Authors: Antoine M. Dujon, Jean-Pascal Capp, Joel S. Brown, Pascal Pujol, Robert A. Gatenby, Beata Ujvari, Catherine Alix-Panabières and Frédéric Thomas
Source: Evolutionary Applications (MAY 2021)
Brief summary of the paper:
To successfully metastasize, cancer cells must complete a sequence of obligatory steps called the metastatic cascade. To model the metastatic cascade, we used the framework of the Drake equation, initially created to describe the emergence of intelligent life in the Milky way, using a similar logic of a sequence of obligatory steps.
Then within this framework, we used simulations on breast cancer to investigate the contribution of each step to the metastatic cascade.
We show that the half-life of circulating tumor cells is one of the most important parameters in the cascade, suggesting that therapies reducing the survival of those cells in the vascular system could significantly reduce the risk of metastasis.

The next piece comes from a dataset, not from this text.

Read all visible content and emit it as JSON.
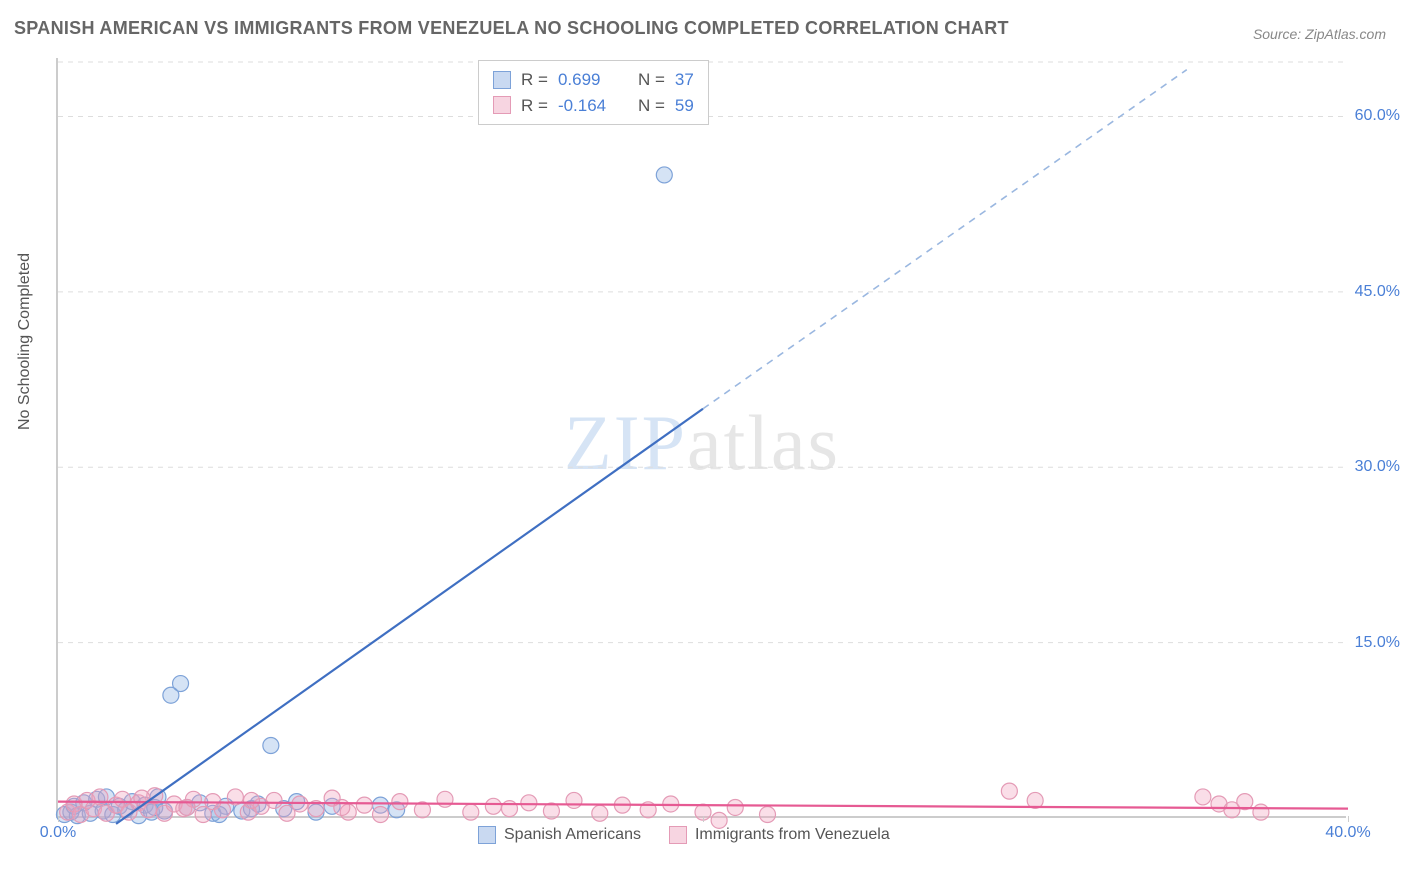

The majority of cancer-related deaths are the result of metastases (i.e., dissemination and establishment of tumor cells at distant sites from the origin), which develop through a multi-step process classically termed the metastatic cascade.
The respective contributions of each step to the metastatic process are well described but are also currently not completely understood. Is there, for example, a critical phase that disproportionately affects the probability of the development of metastases in individual patients?
Here, we address this question using a modified Drake equation, initially formulated by the astrophysicist Frank Drake to estimate the probability of the emergence of intelligent civilizations in the Milky Way. Using simulations based on realistic parameter values obtained from the literature for breast cancer, we examine, under the linear progression hypothesis, the contribution of each component of the metastatic cascade. Simulations demonstrate that the most critical parameter governing the formation of clinical metastases is the survival duration of circulating tumor cells (CTCs).